US dependence on the Organisation of Petroleum Exporting Countries for its oil imports has risen to its highest level in 15 years, following Angola’s arrival this week as the 12th member of the oil producers’ group.
Angola’s entry was agreed at the Opec meeting in Abuja, Nigeria, last month, and was formalised on Monday. The African country is the first new member to join the oil cartel since 1975.
The move comes at a time when Opec is trying to exert more influence, as seen in its decision at the December meeting to cut 500,000 barrels a day from its output from February.
Including Angola, Opec now supplies more than 54 per cent of the oil imports of the developed countries, its highest level for five years. For the US, the increase is even sharper: at more than 52 per cent, Opec’s share of US oil imports is at its highest since 1992.
Angola is particularly significant because it is one of the fastest-growing producers. Reasonable projections suggested it would have provided about a quarter of the total increase in non-Opec oil production this year.
Important new fields developed by Total of France, Chevron and Exxon Mobil of the US, and BP of the UK are either just coming on stream or are expected to begin producing in the next couple of years. That is helping to lift Angola’s production from about 1.45m b/d towards the end of last year to an expected 2m b/d by the end of this year. The World Bank expects production to peak at 2.6m b/d in 2011 – more than the current output of Nigeria, Africa’s biggest producer.
However, Angola’s entry into Opec is unlikely to have much impact on the price of oil. It has yet to agree a production limit with the group, and Opec officials have suggested that its planned production increase is likely to be accommodated by the group. As a result, the global balance of supply and demand is not expected to change.
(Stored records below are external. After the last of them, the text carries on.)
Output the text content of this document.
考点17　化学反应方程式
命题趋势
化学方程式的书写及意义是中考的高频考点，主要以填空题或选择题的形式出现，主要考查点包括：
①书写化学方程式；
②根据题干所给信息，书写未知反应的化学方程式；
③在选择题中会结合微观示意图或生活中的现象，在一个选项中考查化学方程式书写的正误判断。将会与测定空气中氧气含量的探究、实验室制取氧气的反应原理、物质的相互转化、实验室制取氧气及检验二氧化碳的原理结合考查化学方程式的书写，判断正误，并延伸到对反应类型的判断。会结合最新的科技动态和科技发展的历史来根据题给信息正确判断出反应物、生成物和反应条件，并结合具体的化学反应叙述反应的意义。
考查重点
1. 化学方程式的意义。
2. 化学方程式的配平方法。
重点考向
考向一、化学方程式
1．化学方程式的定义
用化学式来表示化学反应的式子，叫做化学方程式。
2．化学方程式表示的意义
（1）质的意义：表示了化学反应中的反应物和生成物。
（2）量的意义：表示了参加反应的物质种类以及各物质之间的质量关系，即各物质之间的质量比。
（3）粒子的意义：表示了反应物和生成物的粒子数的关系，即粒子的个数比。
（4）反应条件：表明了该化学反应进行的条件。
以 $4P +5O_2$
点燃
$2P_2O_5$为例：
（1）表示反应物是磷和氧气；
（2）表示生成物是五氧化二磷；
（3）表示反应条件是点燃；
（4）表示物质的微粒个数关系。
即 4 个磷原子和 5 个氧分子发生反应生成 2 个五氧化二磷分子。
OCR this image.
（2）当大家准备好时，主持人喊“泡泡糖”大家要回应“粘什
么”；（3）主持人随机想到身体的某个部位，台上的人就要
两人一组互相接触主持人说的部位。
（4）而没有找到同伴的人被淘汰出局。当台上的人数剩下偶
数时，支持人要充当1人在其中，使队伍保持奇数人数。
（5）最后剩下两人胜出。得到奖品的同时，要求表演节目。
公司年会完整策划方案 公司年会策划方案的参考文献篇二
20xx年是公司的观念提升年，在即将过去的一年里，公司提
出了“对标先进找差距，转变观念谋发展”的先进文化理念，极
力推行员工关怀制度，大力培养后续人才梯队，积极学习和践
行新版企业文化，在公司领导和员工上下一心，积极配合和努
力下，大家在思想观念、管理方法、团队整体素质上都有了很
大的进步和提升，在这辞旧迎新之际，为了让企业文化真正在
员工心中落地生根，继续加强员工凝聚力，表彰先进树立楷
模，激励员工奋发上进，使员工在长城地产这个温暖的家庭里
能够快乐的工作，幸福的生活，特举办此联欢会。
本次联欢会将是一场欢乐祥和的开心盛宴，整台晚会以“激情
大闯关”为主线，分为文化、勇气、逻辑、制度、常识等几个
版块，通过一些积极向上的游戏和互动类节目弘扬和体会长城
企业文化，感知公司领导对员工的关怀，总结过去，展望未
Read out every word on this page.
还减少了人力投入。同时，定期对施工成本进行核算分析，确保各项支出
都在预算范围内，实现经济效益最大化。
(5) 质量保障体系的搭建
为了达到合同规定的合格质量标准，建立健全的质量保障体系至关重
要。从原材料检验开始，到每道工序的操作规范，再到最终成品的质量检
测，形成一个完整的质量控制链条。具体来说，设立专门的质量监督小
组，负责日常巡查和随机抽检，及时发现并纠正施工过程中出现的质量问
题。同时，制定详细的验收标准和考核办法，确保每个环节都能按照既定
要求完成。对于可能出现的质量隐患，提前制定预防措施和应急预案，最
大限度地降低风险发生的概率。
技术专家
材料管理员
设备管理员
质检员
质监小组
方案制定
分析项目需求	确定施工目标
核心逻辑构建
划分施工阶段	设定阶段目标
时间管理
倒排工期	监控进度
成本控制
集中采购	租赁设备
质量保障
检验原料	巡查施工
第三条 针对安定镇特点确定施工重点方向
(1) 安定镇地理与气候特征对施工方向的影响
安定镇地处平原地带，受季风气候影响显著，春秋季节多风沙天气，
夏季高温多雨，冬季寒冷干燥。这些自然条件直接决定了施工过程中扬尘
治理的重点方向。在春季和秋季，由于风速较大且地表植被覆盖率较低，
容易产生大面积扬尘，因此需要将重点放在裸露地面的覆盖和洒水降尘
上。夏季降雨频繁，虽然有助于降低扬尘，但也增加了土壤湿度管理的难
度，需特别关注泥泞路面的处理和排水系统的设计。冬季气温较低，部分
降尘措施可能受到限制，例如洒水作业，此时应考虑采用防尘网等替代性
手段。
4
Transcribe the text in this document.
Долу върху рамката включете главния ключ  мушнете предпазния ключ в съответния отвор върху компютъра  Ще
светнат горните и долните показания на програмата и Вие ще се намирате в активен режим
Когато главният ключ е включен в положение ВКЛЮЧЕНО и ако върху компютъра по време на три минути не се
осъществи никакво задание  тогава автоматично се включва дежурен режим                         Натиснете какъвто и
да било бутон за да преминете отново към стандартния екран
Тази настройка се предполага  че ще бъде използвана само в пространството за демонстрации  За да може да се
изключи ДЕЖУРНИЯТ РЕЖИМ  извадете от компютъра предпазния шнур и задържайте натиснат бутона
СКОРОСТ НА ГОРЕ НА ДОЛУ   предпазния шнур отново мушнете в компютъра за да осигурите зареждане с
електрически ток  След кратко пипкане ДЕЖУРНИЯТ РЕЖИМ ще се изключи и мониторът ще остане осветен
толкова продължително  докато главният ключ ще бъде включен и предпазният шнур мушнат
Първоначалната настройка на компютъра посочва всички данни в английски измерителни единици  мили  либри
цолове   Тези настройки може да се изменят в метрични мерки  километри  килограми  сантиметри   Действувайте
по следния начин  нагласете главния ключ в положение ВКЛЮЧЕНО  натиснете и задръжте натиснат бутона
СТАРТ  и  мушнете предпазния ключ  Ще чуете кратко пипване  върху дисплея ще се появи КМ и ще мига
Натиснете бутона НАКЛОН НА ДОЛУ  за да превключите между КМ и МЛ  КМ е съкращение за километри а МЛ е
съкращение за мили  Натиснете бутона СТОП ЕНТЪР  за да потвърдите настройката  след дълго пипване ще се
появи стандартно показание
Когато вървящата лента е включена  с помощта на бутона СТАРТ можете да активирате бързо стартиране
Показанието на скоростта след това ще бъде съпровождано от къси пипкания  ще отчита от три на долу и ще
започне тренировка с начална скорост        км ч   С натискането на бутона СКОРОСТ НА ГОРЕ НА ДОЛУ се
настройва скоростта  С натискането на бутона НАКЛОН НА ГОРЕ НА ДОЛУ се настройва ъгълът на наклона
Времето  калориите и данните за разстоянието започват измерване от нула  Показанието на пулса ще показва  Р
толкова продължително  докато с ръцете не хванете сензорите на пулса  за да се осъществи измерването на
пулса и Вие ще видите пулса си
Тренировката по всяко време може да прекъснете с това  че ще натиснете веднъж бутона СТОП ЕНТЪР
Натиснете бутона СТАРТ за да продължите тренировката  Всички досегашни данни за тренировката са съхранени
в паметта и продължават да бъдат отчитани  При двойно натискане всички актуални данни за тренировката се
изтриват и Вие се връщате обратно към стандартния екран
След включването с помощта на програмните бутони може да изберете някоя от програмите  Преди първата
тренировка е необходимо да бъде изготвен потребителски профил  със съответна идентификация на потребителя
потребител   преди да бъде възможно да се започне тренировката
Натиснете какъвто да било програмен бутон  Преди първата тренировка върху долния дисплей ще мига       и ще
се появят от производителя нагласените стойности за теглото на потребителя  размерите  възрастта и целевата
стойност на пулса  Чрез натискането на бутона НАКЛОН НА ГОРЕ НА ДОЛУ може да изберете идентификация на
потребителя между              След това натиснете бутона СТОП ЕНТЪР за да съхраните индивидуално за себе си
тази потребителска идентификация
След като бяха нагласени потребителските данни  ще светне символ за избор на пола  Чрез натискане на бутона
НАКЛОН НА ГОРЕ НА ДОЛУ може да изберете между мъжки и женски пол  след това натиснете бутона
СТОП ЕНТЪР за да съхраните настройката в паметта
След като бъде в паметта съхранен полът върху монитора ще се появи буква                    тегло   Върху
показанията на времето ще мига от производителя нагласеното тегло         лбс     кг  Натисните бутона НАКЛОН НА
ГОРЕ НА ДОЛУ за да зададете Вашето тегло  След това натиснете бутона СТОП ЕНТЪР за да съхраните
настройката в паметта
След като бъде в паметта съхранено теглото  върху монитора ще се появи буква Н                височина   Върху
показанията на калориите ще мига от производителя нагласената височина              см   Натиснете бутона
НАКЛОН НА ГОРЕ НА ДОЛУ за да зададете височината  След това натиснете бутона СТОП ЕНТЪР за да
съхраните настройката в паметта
As one Opec official put it: “It is just a question of moving Angola’s production from one column into the other.”
Edward Morse, chief energy economist of Lehman Brothers, suggested Angola’s entry could cause problems for the group.
“For Opec it implies greater overall market share for the producer group, but at the cost of uncertainty over Angola’s eventual compliance with a quota that has as yet to be assigned. It certainly makes Saudi efforts to control the group’s overall production more tenuous.”
Mr Morse added that maintaining discipline could be more difficult because Angola had a record of paying “lip service only” to production agreements.
That assessment was echoed by Rafael Morais, an Angolan freelance journalist, who suggested that the government could want to join Opec for “a kind of cartel’s protection, leverage and a sort of club’s prestige” while not necessarily wanting to abide by all its rules.
He said: “It can join Opec and still produce as much as it wants and sell at pleasure through non-transparent channels. It’s like having the cake and eating it too.”